The Ceron family was not in the courtroom, but Velasquez’s wife, parents and other family members were.

Bianco said Velasquez deserved credit for accepting responsibility for his actions but the father of three young children still had to answer for taking two lives.

The judge, who has presided over multiple gang-related killings, noted that the court needed to send a message to other young men with thoughts of committing acts of violence in the name of MS-13 or other street gangs.

“You’re going to jail for a long time . . . ,” Bianco said.

The sentence was shy of the 45 years requested by federal prosecutor John Durham, and more than the 30 years sought by Velasquez and his attorney, Gary Villanueva, of Manhattan.

Velasquez pleaded guilty March 11 before Bianco to killing the Ceron brothers. Prosecutors said Velasquez and another defendant, Sergio Cerna, shot the pair execution style in the early hours of Dec. 18. 2011.

That morning, the Ceron brothers were leaving a party when prosecutors said Cerna, a member of the Brentwood Locos Salvatruchas, a clique of MS-13, asked them for a ride home. The three men, and Velasquez, climbed into a Nissan Altima.

Ricardo Ceron drove to the area of Lincoln Avenue and Stockton Street in Brentwood, prosecutors said, and when he stopped the car, Velasquez and Cerna shot him and his brother.

Enston Ceron was shot twice in the head. Ricardo Ceron was shot once in the head and once in the right side of the upper body, but the second bullet also struck him in the head.

Velasquez and Cerna ran off but when a Good Samaritan saw the two brothers slumped over in the Altima and tried to call 911, prosecutors said Cerna fired several shots at him. One bullet struck the man in the chest but he survived.

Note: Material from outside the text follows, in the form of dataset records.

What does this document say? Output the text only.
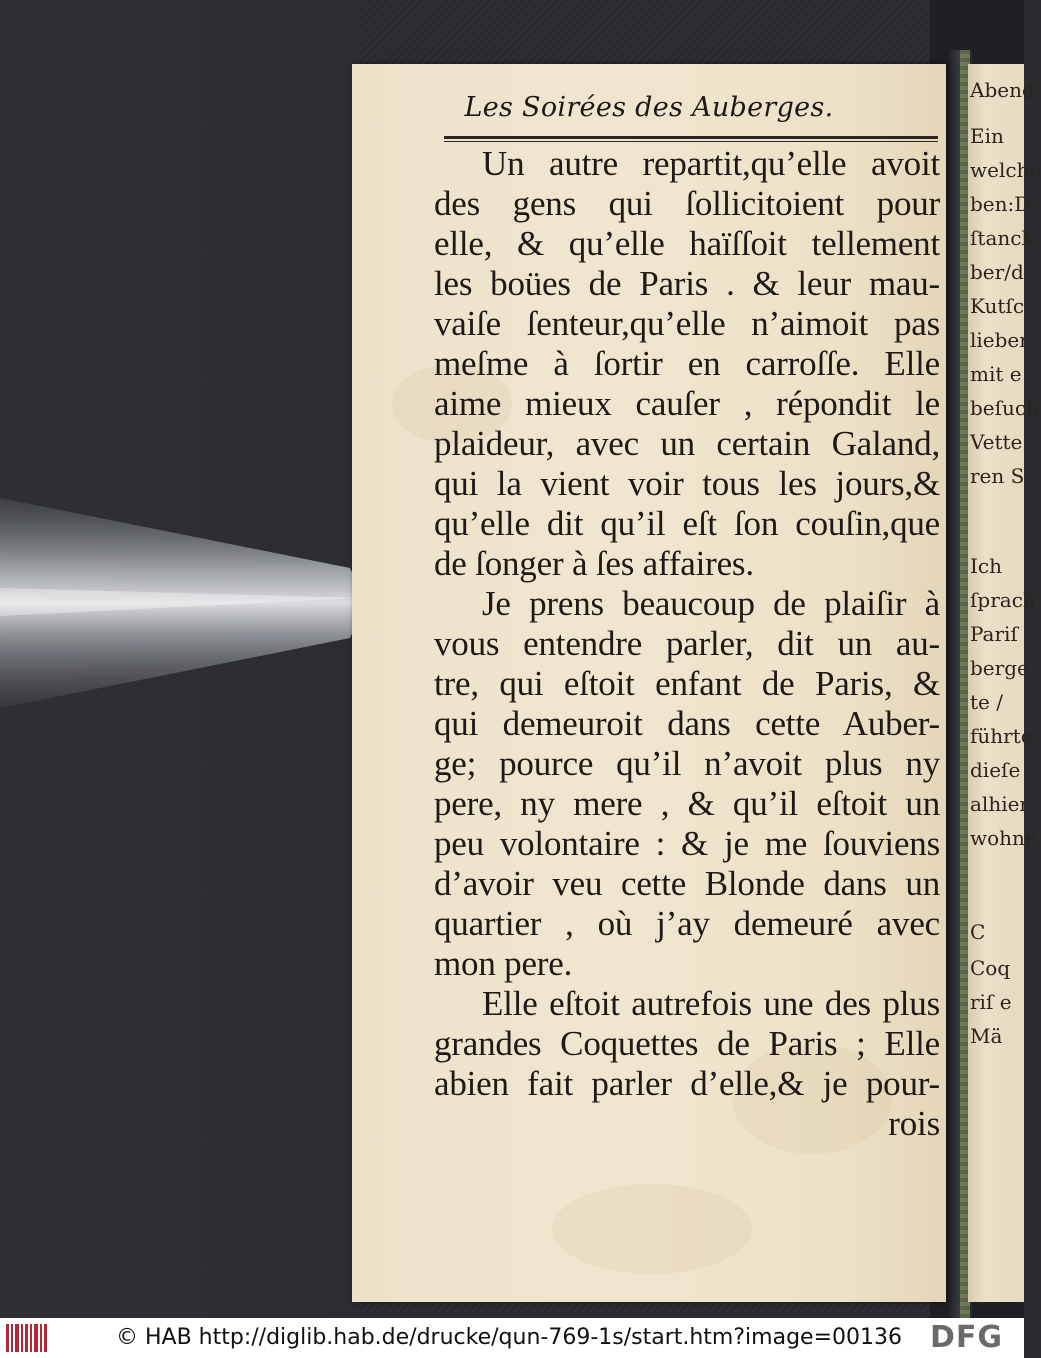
Abend
Ein
welche
ben:D
ſtanck
ber/d
Kutſc
lieber
mit e
beſuch
Vette
ren S
Ich
ſprach
Pariſ
berge
te /
führte
dieſe
alhier
wohne
C
Coq
riſ e
Mä
Les Soirées des Auberges.
Un autre repartit,qu’elle avoit
des gens qui ſollicitoient pour
elle, & qu’elle haïſſoit tellement
les boües de Paris . & leur mau-
vaiſe ſenteur,qu’elle n’aimoit pas
meſme à ſortir en carroſſe. Elle
aime mieux cauſer , répondit le
plaideur, avec un certain Galand,
qui la vient voir tous les jours,&
qu’elle dit qu’il eſt ſon couſin,que
de ſonger à ſes affaires.
Je prens beaucoup de plaiſir à
vous entendre parler, dit un au-
tre, qui eſtoit enfant de Paris, &
qui demeuroit dans cette Auber-
ge; pource qu’il n’avoit plus ny
pere, ny mere , & qu’il eſtoit un
peu volontaire : & je me ſouviens
d’avoir veu cette Blonde dans un
quartier , où j’ay demeuré avec
mon pere.
Elle eſtoit autrefois une des plus
grandes Coquettes de Paris ; Elle
abien fait parler d’elle,& je pour-
rois
© HAB http://diglib.hab.de/drucke/qun-769-1s/start.htm?image=00136 DFG
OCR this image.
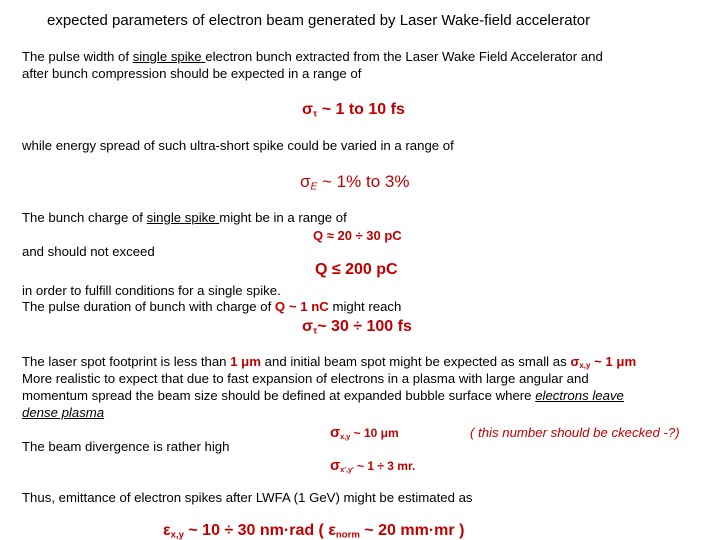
expected parameters of electron beam generated by Laser Wake-field accelerator
The pulse width of single spike electron bunch extracted from the Laser Wake Field Accelerator and
after bunch compression should be expected in a range of
$\sigma_\tau$ ~ 1 to 10 fs
while energy spread of such ultra-short spike could be varied in a range of
$\sigma_E$ ~ 1% to 3%
The bunch charge of single spike might be in a range of
Q ≈ 20 ÷ 30 pC
and should not exceed
Q ≤ 200 pC
in order to fulfill conditions for a single spike.
The pulse duration of bunch with charge of Q ~ 1 nC might reach
$\sigma_\tau\sim$ 30 ÷ 100 fs
The laser spot footprint is less than 1 μm and initial beam spot might be expected as small as $\sigma_{x,y}$ ~ 1 μm
More realistic to expect that due to fast expansion of electrons in a plasma with large angular and
momentum spread the beam size should be defined at expanded bubble surface where electrons leave
dense plasma
$\sigma_{x,y}$ ~ 10 μm	( this number should be ckecked -?)
The beam divergence is rather high
$\sigma_{x',y'}$ ~ 1 ÷ 3 mr.
Thus, emittance of electron spikes after LWFA (1 GeV) might be estimated as
$\varepsilon_{x,y}$ ~ 10 ÷ 30 nm·rad ( $\varepsilon_{norm}$ ~ 20 mm·mr )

Cerna, who also pleaded guilty to the killings, is awaiting sentencing. Prosecutors said Velasquez and other members of the Brentwood Locos Salvatruchas, including its leader, had plotted and orchestrated the Ceron brothers’ murders for weeks, perhaps months.

After the killings, prosecutors said, Velasquez boasted about them and demonstrated his continued allegiance to MS-13 by tattooing the gang’s initials “BLS” across his chest.

The Brentwood Locos Salvatruchas clique decided to kill Enston Ceron because its leaders and members believed he was “distancing himself from the gang by not attending meetings or ‘putting in work’ for the gang and they were concerned he might cooperate with law enforcement authorities if he were arrested,” according to court papers.

Ricardo Ceron was also a member of MS-13 but belonged to the Western Locos Salvatruchas clique, prosecutors said. He was gunned down to prevent him from seeking retaliation for his brother’s killing.

Velasquez, a permanent U.S. resident, fled to El Salvador after the fatal shootings. He later returned to the United States and was arrested in Georgia last May.

While acknowledging the role Velasquez played in the double homicide, his attorney, Villanueva, asked the judge to consider that his client was only 18 at the time.

Velasquez has since turned his life around, Villanueva told Bianco. He got married, had children, and worked as a landscaper and at McDonald’s to support his family, the lawyer said.

“He was a family man, who worked two jobs, paid taxes, signed up for the Affordable Care Act as required and became a productive and law abiding person,” Villanueva said.